BI Rate Belum Bisa Dorong Pertumbuhan Ekonomi

BI memiliki cara lain untuk mendorong pertumbuhan ekonomi, yaitu dengan melalui relaksasi kebijakan makroprudensial.

oleh Pebrianto Eko Wicaksono diperbarui 30 Sep 2015, 17:38 WIB
Diterbitkan 30 Sep 2015, 17:38 WIB
Ilustrasi Bank Indonesia
Ilustrasi Bank Indonesia (Liputan6.com/Johan Fatzry)

Liputan6.com, Jakarta - Bank Indonesia (BI) belum bisa menjadikan suku bunga acuan (BI rate) sebagai pendorong pertumbuhan perekonomian meskipun BI Rate telah mamppu menjadi pengendali inflasi. 

Deputi Gubernur BI, Perry Warjiyo mengatakan, seharusnya jika inflasi terkendali maka BI Rate seharusnya bisa turun. Dengan penurunan BI rate tersebut maka suku bunga bank akan ikut turun sehingga akan mendorong penyaluran kredit. Dengan penyaluran kredit tersebut diharapkan pertumbuhan ekonomi bisa terdongkrak.

"Kalau kita perkirakan inflasi dengan keperluan pertumbuhan ekonomi ada justifikasi untuk arah suku bungan bisa menurun," kata Perry, di Kantor Bank Indonesia, Jakarta, Rabu (30/9/2015).

Namun hal tersebut tidak bisa dilakukan Bank Indonesia. Meski ke depannya ada perkiraan inflasi akan terkendali, Bank Indonesia tidak bisa menjadikan BI Rate sebagai instrumen pendorong pertumbuhan ekonomi. Hal tersebut dilatarbelakangi oleh masih tertekannya nilai tukar rupiah terhadap dolar Amerika Serikat AS) dan gejolak perekonomian global.

"Masalahnya dampak global menekan nilai tukar rupiah. Risiko ini jadi pertimbangan Dewan Gubernur untuk memutuskan kebijakan suku bunga," tuturnya.

Perry mengungkapkan, BI memiliki cara lain untuk mendorong pertumbuhan ekonomi, yaitu dengan melalui relaksasi kebijakan makroprudensial, seperti pelonggaran LTV (loan to value).

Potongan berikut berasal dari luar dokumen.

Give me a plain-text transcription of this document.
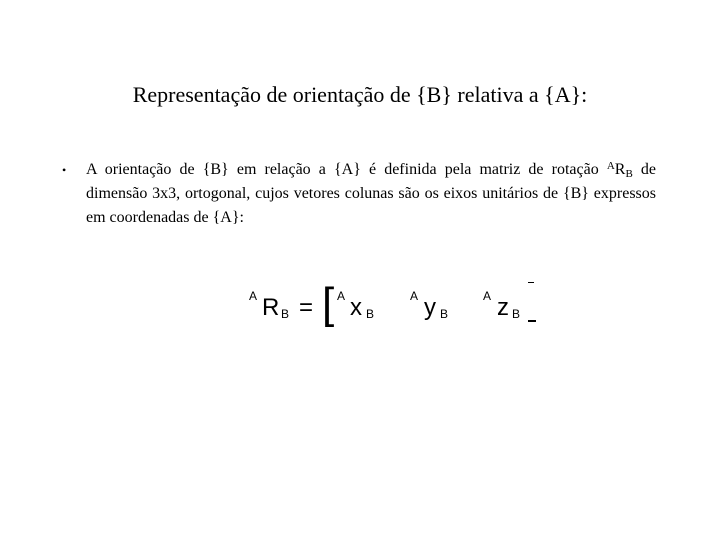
Representação de orientação de {B} relativa a {A}:
• A orientação de {B} em relação a {A} é definida pela matriz de rotação $^AR_B$ de dimensão 3x3, ortogonal, cujos vetores colunas são os eixos unitários de {B} expressos em coordenadas de {A}:
A R B = [ A x B
A y B
A z B
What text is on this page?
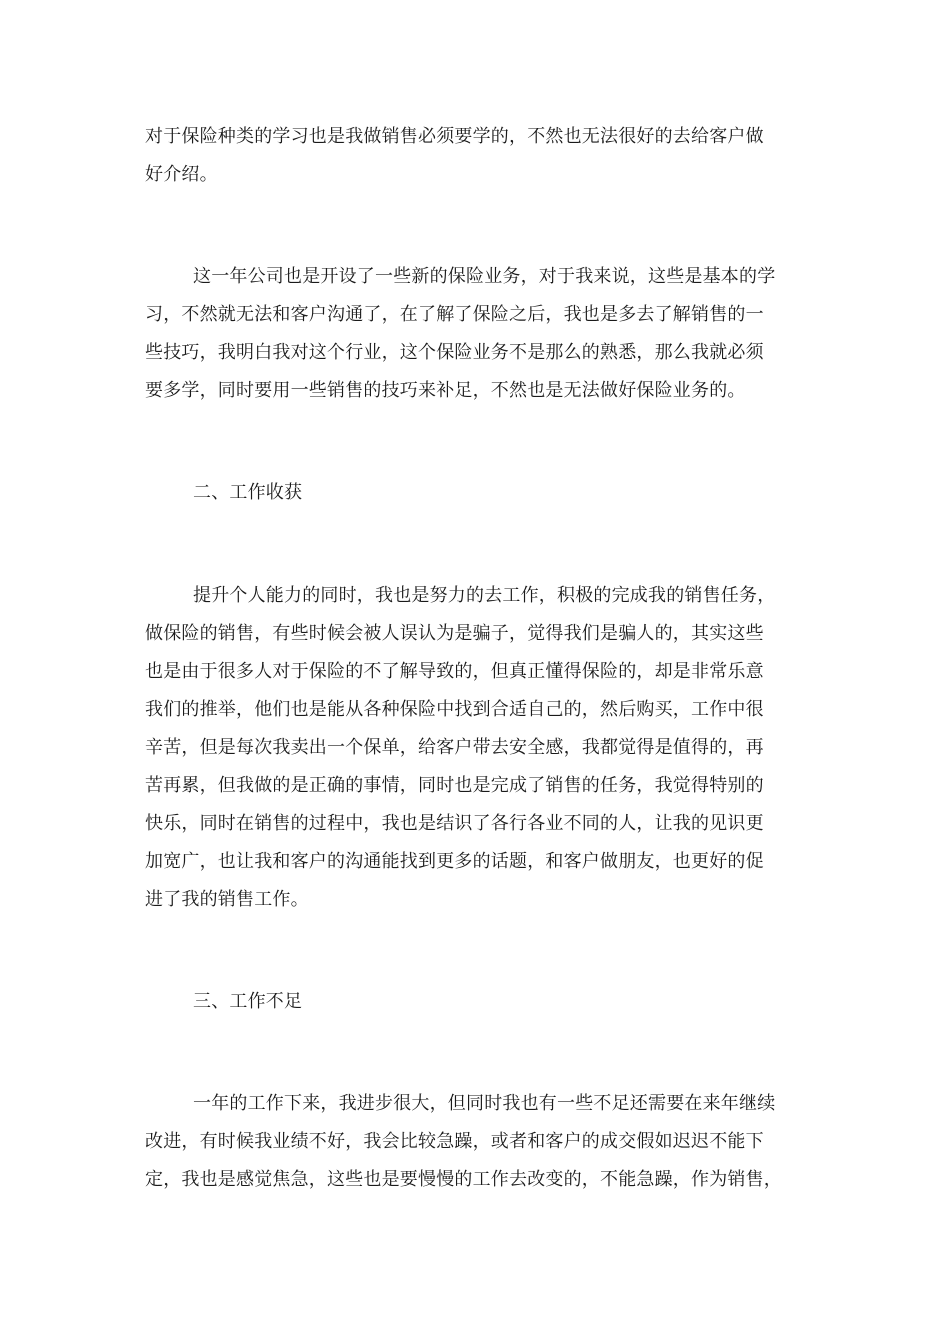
对于保险种类的学习也是我做销售必须要学的，不然也无法很好的去给客户做

好介绍。

这一年公司也是开设了一些新的保险业务，对于我来说，这些是基本的学

习，不然就无法和客户沟通了，在了解了保险之后，我也是多去了解销售的一

些技巧，我明白我对这个行业，这个保险业务不是那么的熟悉，那么我就必须

要多学，同时要用一些销售的技巧来补足，不然也是无法做好保险业务的。

二、工作收获

提升个人能力的同时，我也是努力的去工作，积极的完成我的销售任务，

做保险的销售，有些时候会被人误认为是骗子，觉得我们是骗人的，其实这些

也是由于很多人对于保险的不了解导致的，但真正懂得保险的，却是非常乐意

我们的推举，他们也是能从各种保险中找到合适自己的，然后购买，工作中很

辛苦，但是每次我卖出一个保单，给客户带去安全感，我都觉得是值得的，再

苦再累，但我做的是正确的事情，同时也是完成了销售的任务，我觉得特别的

快乐，同时在销售的过程中，我也是结识了各行各业不同的人，让我的见识更

加宽广，也让我和客户的沟通能找到更多的话题，和客户做朋友，也更好的促

进了我的销售工作。

三、工作不足

一年的工作下来，我进步很大，但同时我也有一些不足还需要在来年继续

改进，有时候我业绩不好，我会比较急躁，或者和客户的成交假如迟迟不能下

定，我也是感觉焦急，这些也是要慢慢的工作去改变的，不能急躁，作为销售，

"Tidak berarti BI tidak perhatian pada pertumbuhan ekonomi, cuma instrumen kita lakukan dengan relaksasi kebijakan makro prudensial, likuiditas itu yang kita lakukan kita sudah lakukan makro prudensial agar perbankan bisa melakukan penyaluran kredit," pungkasnya.

Untuk diketahui, dalam Rapat Dewan Gubernur (RDG) Bank Indonesia pada 17 September 2015 memutuskan untuk mempertahankan BI Rate di angka 7,5 persen. Selain itu, BI juga memutuskan suku bunga Deposit Facility 5,50 persen dan Lending Facility pada level 8 persen.

Direktur Eksekutif Departemen Komunikasi Bank Indonesia, Tirta Segara mengatakan, Keputusan tersebut sejalan dengan upaya membawa inflasi menuju pada kisaran sasaran sebesar 4 persen plus minus satu di 2015 dan 2016.

"Fokus kebijakan Bank Indonesia dalam jangka pendek diarahkan pada langkah-langkah untuk menjaga stabilitas nilai tukar Rupiah, di tengah masih berlanjutnya ketidakpastian perekonomian global," jelasnya.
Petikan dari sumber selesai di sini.